What is literally meant by "the clove of seasons" in the first paragraph of "The Scarlet Ibis"?

The full sentence in which we find this phrase is the very first of the story:  “It was in the clove of seasons, summer was dead but autumn had not yet been born, that the ibis lit in the bleeding tree.”  I think here that the word “clove” is an improper backformation from the adjective “cloven,” and is therefore referring to the indentation between two halves of a thing, the sort of nothing-space that yet links these two parts.  It is perhaps easier to envision in the term “cloven hoof” – a hoof like that of a deer, with two separated protrusions connected to the body of the hoof.  A cleft in a stone would be another good visual representation.  So in this description, we are in the “cleft” of the seasons, that transitional period between summer and fall when the former is over and the latter has not yet got a good grip.  This interpretation is substantiated in the descriptions we find later in the first paragraph:  summer flowers shedding their leaves, leaving swaths of brown amid the late-blooming plants; an empty oriole nest marking its abandoned summer home.  “The last graveyard flowers were blooming,” the narrator notes, soon to wither themselves and leave only the deadness of the land in their place.

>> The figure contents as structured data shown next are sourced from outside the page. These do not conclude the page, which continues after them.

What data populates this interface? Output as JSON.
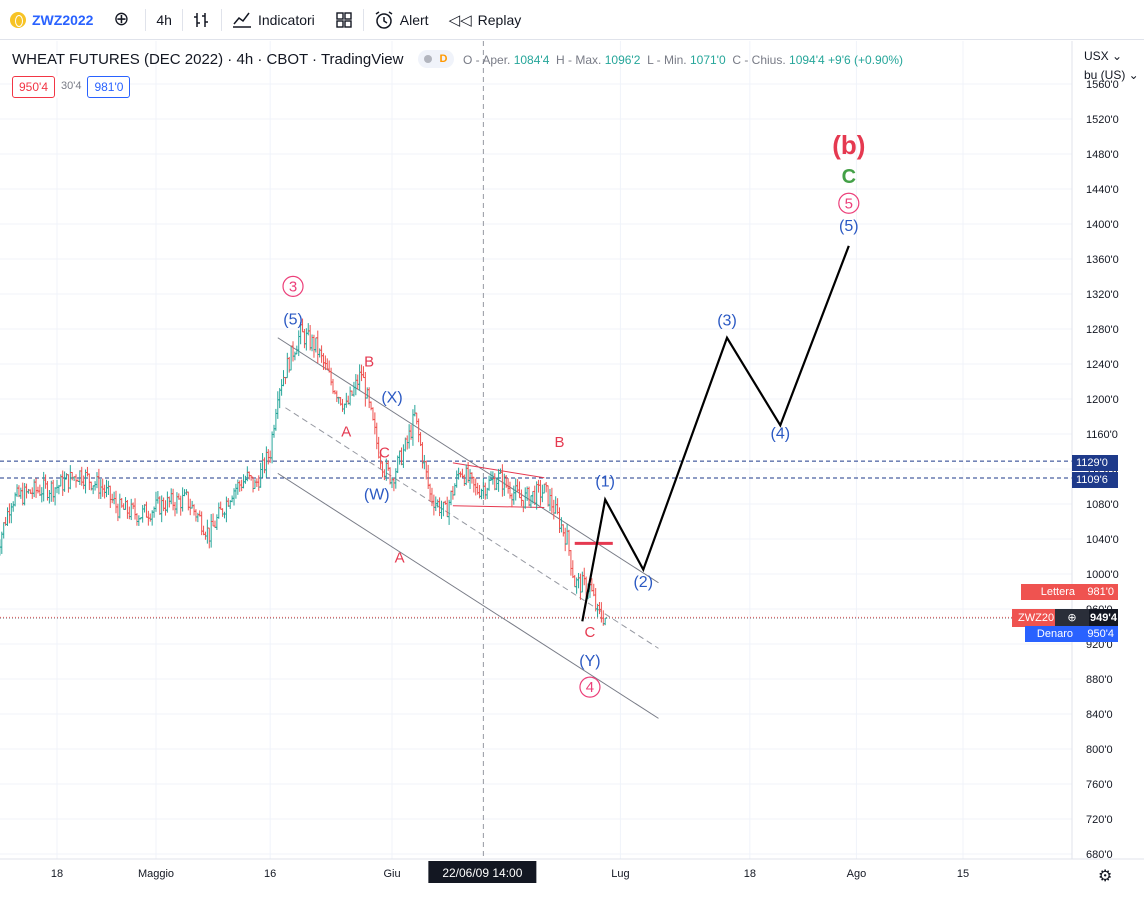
{
  "toolbar": {
    "symbol": "ZWZ2022",
    "timeframe": "4h",
    "indicators_label": "Indicatori",
    "alert_label": "Alert",
    "replay_label": "Replay"
  },
  "legend": {
    "title": "WHEAT FUTURES (DEC 2022) · 4h · CBOT · TradingView",
    "flag": "D",
    "open_label": "O - Aper.",
    "open": "1084'4",
    "high_label": "H - Max.",
    "high": "1096'2",
    "low_label": "L - Min.",
    "low": "1071'0",
    "close_label": "C - Chius.",
    "close": "1094'4",
    "change": "+9'6 (+0.90%)",
    "bid_box": "950'4",
    "spread_box": "30'4",
    "ask_box": "981'0"
  },
  "axis": {
    "unit_line1": "USX",
    "unit_line2": "bu (US)",
    "price_ticks": [
      "680'0",
      "720'0",
      "760'0",
      "800'0",
      "840'0",
      "880'0",
      "920'0",
      "960'0",
      "1000'0",
      "1040'0",
      "1080'0",
      "1120'0",
      "1160'0",
      "1200'0",
      "1240'0",
      "1280'0",
      "1320'0",
      "1360'0",
      "1400'0",
      "1440'0",
      "1480'0",
      "1520'0",
      "1560'0"
    ],
    "time_labels": [
      "18",
      "Maggio",
      "16",
      "Giu",
      "Lug",
      "18",
      "Ago",
      "15"
    ],
    "crosshair_label": "22/06/09   14:00"
  },
  "price_tags": {
    "level_1": "1129'0",
    "level_2": "1109'6",
    "ask_label": "Lettera",
    "ask_value": "981'0",
    "symbol_short": "ZWZ20",
    "last_value": "949'4",
    "bid_label": "Denaro",
    "bid_value": "950'4"
  },
  "colors": {
    "up": "#26a69a",
    "down": "#ef5350",
    "wave_blue": "#2b59c3",
    "wave_red": "#e53950",
    "wave_green": "#43a047",
    "circle_pink": "#ec407a"
  },
  "annotations": {
    "c3": "3",
    "w5a": "(5)",
    "B1": "B",
    "X": "(X)",
    "A1": "A",
    "C1": "C",
    "W": "(W)",
    "A2": "A",
    "B2": "B",
    "C2": "C",
    "Y": "(Y)",
    "c4": "4",
    "p1": "(1)",
    "p2": "(2)",
    "p3": "(3)",
    "p4": "(4)",
    "p5": "(5)",
    "c5": "5",
    "gC": "C",
    "bb": "(b)"
  },
  "chart_data": {
    "type": "candlestick",
    "symbol": "ZWZ2022",
    "title": "WHEAT FUTURES (DEC 2022) · 4h · CBOT · TradingView",
    "x_range": [
      "2022-04-10",
      "2022-08-24"
    ],
    "y_range": [
      660,
      1580
    ],
    "price_path": [
      {
        "x": "2022-04-10",
        "y": 1025
      },
      {
        "x": "2022-04-12",
        "y": 1085
      },
      {
        "x": "2022-04-15",
        "y": 1095
      },
      {
        "x": "2022-04-18",
        "y": 1100
      },
      {
        "x": "2022-04-21",
        "y": 1115
      },
      {
        "x": "2022-04-24",
        "y": 1098
      },
      {
        "x": "2022-04-26",
        "y": 1075
      },
      {
        "x": "2022-04-29",
        "y": 1068
      },
      {
        "x": "2022-05-02",
        "y": 1080
      },
      {
        "x": "2022-05-05",
        "y": 1085
      },
      {
        "x": "2022-05-07",
        "y": 1060
      },
      {
        "x": "2022-05-08",
        "y": 1045
      },
      {
        "x": "2022-05-11",
        "y": 1095
      },
      {
        "x": "2022-05-13",
        "y": 1110
      },
      {
        "x": "2022-05-14",
        "y": 1100
      },
      {
        "x": "2022-05-16",
        "y": 1140
      },
      {
        "x": "2022-05-17",
        "y": 1210
      },
      {
        "x": "2022-05-19",
        "y": 1255
      },
      {
        "x": "2022-05-20",
        "y": 1275
      },
      {
        "x": "2022-05-22",
        "y": 1260
      },
      {
        "x": "2022-05-24",
        "y": 1220
      },
      {
        "x": "2022-05-26",
        "y": 1190
      },
      {
        "x": "2022-05-28",
        "y": 1230
      },
      {
        "x": "2022-05-30",
        "y": 1150
      },
      {
        "x": "2022-05-31",
        "y": 1120
      },
      {
        "x": "2022-06-01",
        "y": 1110
      },
      {
        "x": "2022-06-03",
        "y": 1150
      },
      {
        "x": "2022-06-04",
        "y": 1180
      },
      {
        "x": "2022-06-06",
        "y": 1090
      },
      {
        "x": "2022-06-08",
        "y": 1070
      },
      {
        "x": "2022-06-10",
        "y": 1120
      },
      {
        "x": "2022-06-12",
        "y": 1095
      },
      {
        "x": "2022-06-15",
        "y": 1110
      },
      {
        "x": "2022-06-18",
        "y": 1085
      },
      {
        "x": "2022-06-21",
        "y": 1095
      },
      {
        "x": "2022-06-22",
        "y": 1080
      },
      {
        "x": "2022-06-24",
        "y": 1040
      },
      {
        "x": "2022-06-25",
        "y": 990
      },
      {
        "x": "2022-06-27",
        "y": 985
      },
      {
        "x": "2022-06-28",
        "y": 955
      },
      {
        "x": "2022-06-29",
        "y": 950
      }
    ],
    "horizontal_levels": [
      1129.0,
      1109.75
    ],
    "current_price": 949.5,
    "bid": 950.5,
    "ask": 981.0,
    "channel": {
      "upper": [
        {
          "x": "2022-05-17",
          "y": 1270
        },
        {
          "x": "2022-07-06",
          "y": 990
        }
      ],
      "middle": [
        {
          "x": "2022-05-18",
          "y": 1190
        },
        {
          "x": "2022-07-06",
          "y": 915
        }
      ],
      "lower": [
        {
          "x": "2022-05-17",
          "y": 1115
        },
        {
          "x": "2022-07-06",
          "y": 835
        }
      ]
    },
    "wedge_lines": [
      [
        {
          "x": "2022-06-09",
          "y": 1127
        },
        {
          "x": "2022-06-21",
          "y": 1110
        }
      ],
      [
        {
          "x": "2022-06-09",
          "y": 1078
        },
        {
          "x": "2022-06-21",
          "y": 1076
        }
      ]
    ],
    "red_level": {
      "from": "2022-06-25",
      "to": "2022-06-30",
      "y": 1035
    },
    "projection": [
      {
        "x": "2022-06-26",
        "y": 946
      },
      {
        "x": "2022-06-29",
        "y": 1085
      },
      {
        "x": "2022-07-04",
        "y": 1005
      },
      {
        "x": "2022-07-15",
        "y": 1270
      },
      {
        "x": "2022-07-22",
        "y": 1170
      },
      {
        "x": "2022-07-31",
        "y": 1375
      }
    ],
    "wave_labels": [
      {
        "text": "3",
        "style": "circle",
        "x": "2022-05-19",
        "y": 1323
      },
      {
        "text": "(5)",
        "x": "2022-05-19",
        "y": 1285
      },
      {
        "text": "B",
        "x": "2022-05-29",
        "y": 1237
      },
      {
        "text": "(X)",
        "x": "2022-06-01",
        "y": 1196
      },
      {
        "text": "A",
        "x": "2022-05-26",
        "y": 1157
      },
      {
        "text": "C",
        "x": "2022-05-31",
        "y": 1133
      },
      {
        "text": "(W)",
        "x": "2022-05-30",
        "y": 1085
      },
      {
        "text": "A",
        "x": "2022-06-02",
        "y": 1013
      },
      {
        "text": "B",
        "x": "2022-06-23",
        "y": 1145
      },
      {
        "text": "C",
        "x": "2022-06-27",
        "y": 928
      },
      {
        "text": "(Y)",
        "x": "2022-06-27",
        "y": 895
      },
      {
        "text": "4",
        "style": "circle",
        "x": "2022-06-27",
        "y": 865
      },
      {
        "text": "(1)",
        "x": "2022-06-29",
        "y": 1100
      },
      {
        "text": "(2)",
        "x": "2022-07-04",
        "y": 985
      },
      {
        "text": "(3)",
        "x": "2022-07-15",
        "y": 1284
      },
      {
        "text": "(4)",
        "x": "2022-07-22",
        "y": 1155
      },
      {
        "text": "(5)",
        "x": "2022-07-31",
        "y": 1392
      },
      {
        "text": "5",
        "style": "circle",
        "x": "2022-07-31",
        "y": 1418
      },
      {
        "text": "C",
        "x": "2022-07-31",
        "y": 1447
      },
      {
        "text": "(b)",
        "x": "2022-07-31",
        "y": 1480
      }
    ]
  }
}
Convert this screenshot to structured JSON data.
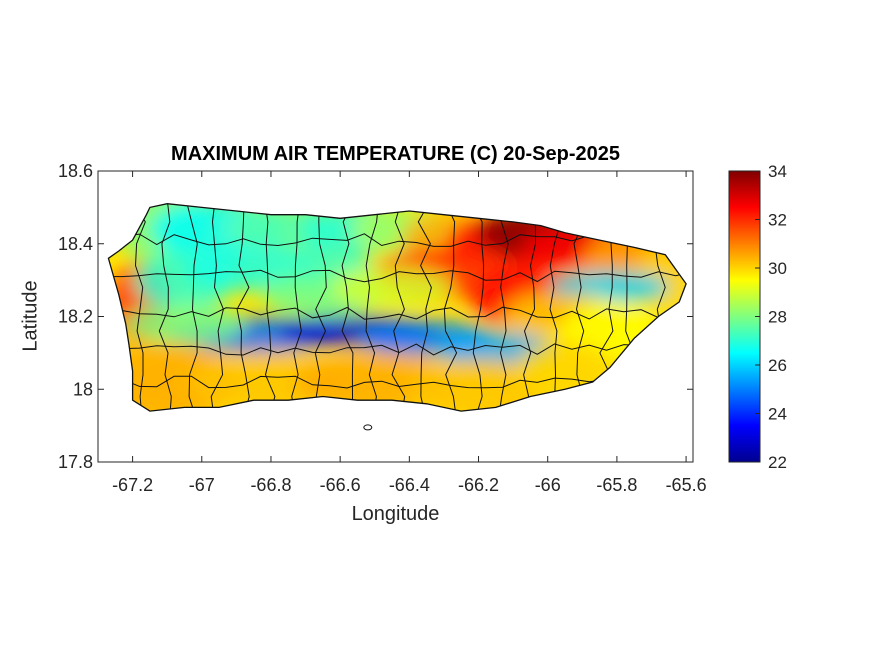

Given, of course, that this use of the world “clove” is unconventional and in fact…well…wrong, from a grammatical standpoint, we could also interpret the word clove as in a “clove of garlic,” one section that makes up the entirety of a bulb.  In this case, we could say that we are in a section of the seasons set off from the rest, a pocket containing the waning of summer and waxing of autumn, without the fullness of either.  This is a assuming a less poetic, more conventional use of the word, and provides a more grammatically appropriate explanation, though with less obvious descriptive evidence.